Mehr Trinkwasser, mehr Umweltgift

Weltweit verwandeln rund 16.000 Entsalzungsanlagen ungenießbares Salzwasser in Trinkwasser. Die Umwelt nimmt dabei allerdings Schaden, wie eine Studie nachweist: Es fallen deutlich mehr giftige Rückstände an als bisher angenommen.

Es sei dringend nötig, bessere Entgiftungsverfahren zu entwickeln, nur dann lasse sich die Trinkwasser-Versorgung heutiger und künftiger Generationen sicherstellen, warnen Wissenschaftler um Seong-mu Kang von der United Nations University (Ontario) im Fachblatt „Science of The Total Environment“.

Globaler Wassermangel

Insbesondere in Regionen mit Wasserknappheit sind Menschen auf Trinkwasser aus Entsalzungsanlagen angewiesen. „Etwa 1,5 bis zwei Milliarden Menschen leben in Gegenden mit Wassermangel, in denen zumindest in Teilen des Jahres die verfügbaren Ressourcen nicht ausreichen, um den Bedarf zu decken“, sagt Vladmir Smakhtin, einer der beteiligten Wissenschaftler.

Weltkarte: Standorte der Entsalzungsanlagen

UNU-INWEH

Insgesamt sind laut Studie 15.906 Entsalzungsanlagen in 177 Ländern der Welt in Betrieb (siehe Grafik). Sie produzieren täglich 95 Millionen Kubikmeter Süßwasser. Gut die Hälfte der Entsalzungskapazität sei im Mittleren Osten und Nordafrika lokalisiert, berichten die Wissenschaftler. Im Raum Westeuropa stehen die meisten Anlagen in Spanien.
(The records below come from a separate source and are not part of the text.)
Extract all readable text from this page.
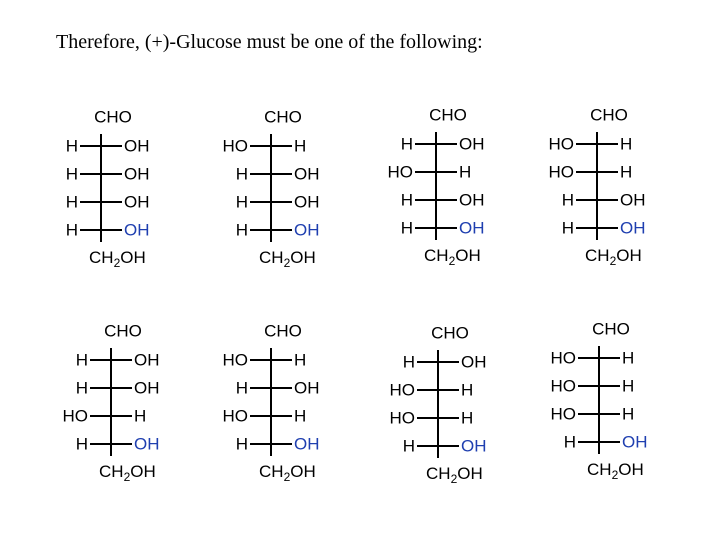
Therefore, (+)-Glucose must be one of the following:
CHO
H	OH
H	OH
H	OH
H	OH
$CH_2OH$
CHO
HO	H
H	OH
H	OH
H	OH
$CH_2OH$
CHO
H	OH
HO	H
H	OH
H	OH
$CH_2OH$
CHO
HO	H
HO	H
H	OH
H	OH
$CH_2OH$
CHO
H	OH
H	OH
HO	H
H	OH
$CH_2OH$
CHO
HO	H
H	OH
HO	H
H	OH
$CH_2OH$
CHO
H	OH
HO	H
HO	H
H	OH
$CH_2OH$
CHO
HO	H
HO	H
HO	H
H	OH
$CH_2OH$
Salzlösung enthält Chemikalien

Weltweit fallen den Forschern zufolge täglich 142 Millionen Kubikmeter Sole an - etwa 50 Prozent mehr als bisher vermutet. In einem Jahr käme so eine Menge zusammen, die ausreicht um die Fläche des US-Bundesstaates Florida gut 30 Zentimeter hoch zu bedecken, heißt es in einer Mitteilung zu der Studie.

Die Salzlösung hat einen gegenüber normalem Meerwasser deutlich erhöhten Salzgehalt. Außerdem enthält sie Chemikalien und gelöste Metalle. Die werden dem Salzwasser zugegeben, um etwa eine Verstopfung oder Beschädigung der Entsalzungsanlagen durch Anlagerung von unlöslichen Salzen oder Algen, Sand und Kleinstlebewesen zu verhindern. Kupfer und Chlor gehörten zu den problematischsten Beimengungen.

Ins Meer gepumpt

Was mit dieser Salzlösung geschieht, hängt unter anderem vom Standort der Entsalzungsanlage ab. Oft wird das Gemisch zurück ins Meer geleitet, teils wird es in andere Gewässer, in Tiefbrunnen oder Abflusskanäle oder zur Verdunstung in Soleteiche gepumpt.

Wasserbecken einer Entsalzungsanlage

JOSE LUIS ROCA / AFP

Entsalzungsanlage in Carboneras, Südspanien

Dies kann die betreffenden Ökosysteme erheblich schädigen, schreiben die Forscher. Der Sole-Zustrom senke den Sauerstoff und vermindere den Anteil gelösten Sauerstoffs in den Gewässern, erläutert der beteiligte Wissenschaftler Edward Jones. „Ein hoher Salzgehalt und verminderter Gelöst-Sauerstoffgehalt kann erhebliche Auswirkungen auf die Lebewesen im Gewässer haben; die resultierenden ökologischen Effekte können über die gesamte Nahrungskette hinweg sichtbar werden.“

Recycling wäre möglich

Dabei bietet das Abfallprodukt auch wirtschaftliche Möglichkeiten, betonen die Forscher. Die enthaltenen Salze und Metalle - darunter Magnesium, Natrium, Calcium, Kalium, Brom, und Lithium - könnten zurückgewonnen und von der Industrie verwendet werden. Die Technologie sei jedoch nicht ausgereift und die Rückgewinnung derzeit nicht wettbewerbsfähig.

„Es besteht Bedarf, diese Forschung umzusetzen und ein Umweltproblem in eine ökonomische Chance zu verwandeln“, sagt Mitautor Manzoor Qadir. „Das ist vor allem wichtig in Ländern, die große Mengen Sole mit relativ wenig Effizienz produzieren - etwa Saudi-Arabien, die Vereinigten Arabischen Emirate, Kuwait und Katar.“ Ein weiterer Nachteil der derzeit betriebenen Entsalzungsanlagen: Sie gelten als sehr energieintensiv.